Understanding warranties and indemnities

TRC 015: Legals don't have to be scary - Understanding warranties and indemnities

investment readiness Aug 03, 2023

Read time: 5 mins

You’ve got your term sheet. You’re almost home and dry, money in the bank.

Then the legal documents start to roll in.

It can all seem pretty daunting if you haven’t been through it before.

The number of documents, the unfamiliar terms. As if running a fast growing startup isn’t enough stress for one person!

In reality - a lot of the key terms you see will be recognisable from the term sheet you have just signed.

One thing that we find worries a lot of founders when reviewing these documents is the warranties and indemnities.

It can seem disconcerting if it’s your first time fundraising from VCs or other institutional investors.

Especially as you are trying to get things done quickly to close the investment and get back to running the business.

The reality is, they are a normal part of a contract where you are selling shares in your business.

Here’s the lowdown.

Warranties and indemnities, in essence, are your promises as a seller in the sales agreement.

They help protect the buyer who, under the principle of caveat emptor (buyer beware), lacks statutory or common law protection.

But they also help you define and limit your responsibilities.

Warranties are like your declarations about various aspects of the business, such as

  • your capacity to sell
  • the accuracy of accounts
  • the status of contracts
  • intellectual property rights
  • litigation, tax, and more.

Should these prove inaccurate post-sale, you could be liable for damages.

Indemnities, however, are promises to cover certain specific liabilities that might arise post-acquisition, like tax or ongoing litigation issues.

Think of indemnities as your commitment to cover specific, identified risks.

Here are some pointers:

  1. Capacity/authority to sell: Ensure you have clear legal rights to sell the shares.
  2. Accounts: Be accurate and transparent to avoid later disputes.
  3. Contracts: Disclose all liabilities or future commitments.
  4. Licenses/consents: Validate that all necessary licenses or consents are in place (software is an obvious one for startups).
  5. Litigation: Be open about any ongoing or threatened legal actions.
  6. IP rights: Confirm your ownership and protection of all intellectual properties.
  7. Employment: Disclose any potential HR issues, like contracts, disputes, and benefits.
  8. Taxation: Be open about past and future tax liabilities.

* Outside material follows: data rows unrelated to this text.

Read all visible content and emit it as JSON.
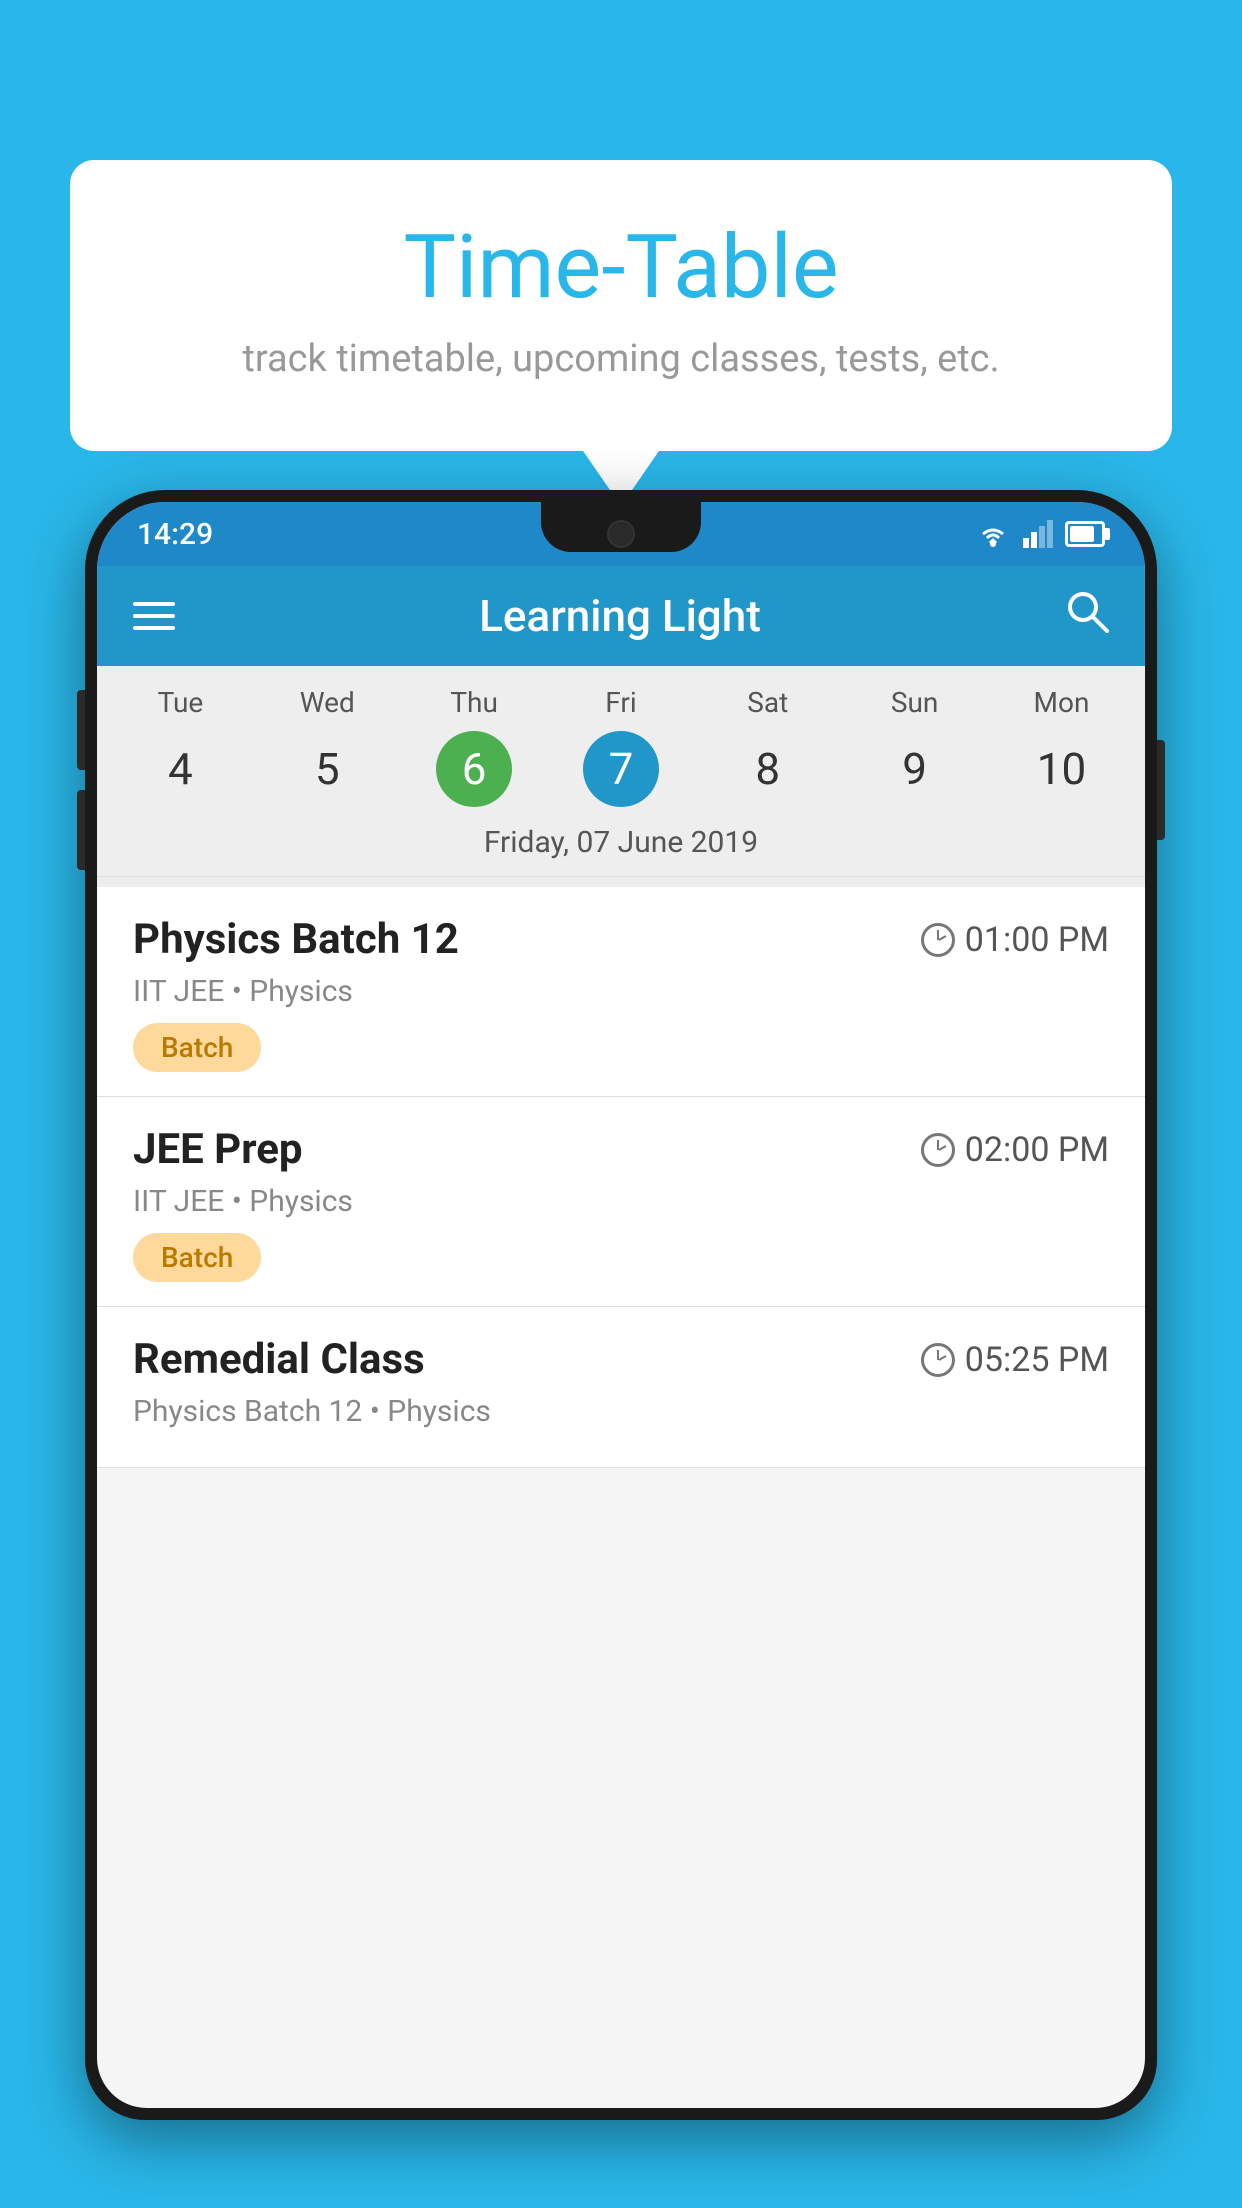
{
  "background_color": "#29b6e8",
  "speech_bubble": {
    "title": "Time-Table",
    "subtitle": "track timetable, upcoming classes, tests, etc."
  },
  "phone": {
    "status_bar": {
      "time": "14:29"
    },
    "app_bar": {
      "title": "Learning Light"
    },
    "calendar": {
      "days": [
        {
          "name": "Tue",
          "number": "4",
          "state": "normal"
        },
        {
          "name": "Wed",
          "number": "5",
          "state": "normal"
        },
        {
          "name": "Thu",
          "number": "6",
          "state": "today"
        },
        {
          "name": "Fri",
          "number": "7",
          "state": "selected"
        },
        {
          "name": "Sat",
          "number": "8",
          "state": "normal"
        },
        {
          "name": "Sun",
          "number": "9",
          "state": "normal"
        },
        {
          "name": "Mon",
          "number": "10",
          "state": "normal"
        }
      ],
      "selected_date_label": "Friday, 07 June 2019"
    },
    "schedule": [
      {
        "title": "Physics Batch 12",
        "time": "01:00 PM",
        "meta": "IIT JEE • Physics",
        "tag": "Batch"
      },
      {
        "title": "JEE Prep",
        "time": "02:00 PM",
        "meta": "IIT JEE • Physics",
        "tag": "Batch"
      },
      {
        "title": "Remedial Class",
        "time": "05:25 PM",
        "meta": "Physics Batch 12 • Physics",
        "tag": null
      }
    ]
  }
}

R&D tax credits are a key what-out here.

While warranties and indemnities can mitigate risk for the buyer, they should be carefully managed from the seller's perspective.

This is because you can be personally liable if a warranty is breached or an indemnity triggered.

While warranties need the buyer to prove breach and quantifiable loss, indemnities may not require the buyer to mitigate their loss, which is often the case with warranties.

Therefore, it is usually in your best interest as a seller to limit the scope of the warranties and resist granting indemnities where possible.

Should a breach claim arise, the buyer must prove the statement was untrue.

Remember that legal enforcement can be complex, costly and time-consuming, so it's essential to get your warranties and indemnities right.

Don’t skip over the detail, make sure you understand every clause.


Be proactive in limiting your liabilities through:

  • financial limitations (the amount you would have to pay)
  • time constraints (the time period after the investment in which a claim can be made)
  • careful crafting of your statements, or qualifying your awareness of any issues.

However, ensure you're not withholding material information that could lead to a breach.

When providing warranties and indemnities, consider your ability to satisfy any claims.

The reality is, that if you have been upfront and honest about all the items raised, you have little to worry about.

However, it is always a very good idea to have an experienced legal adviser to help you through the negotiation of the documents.


We hope that understanding these things before you start the process will mean that these things are not quite so daunting in the heat of trying to close a round.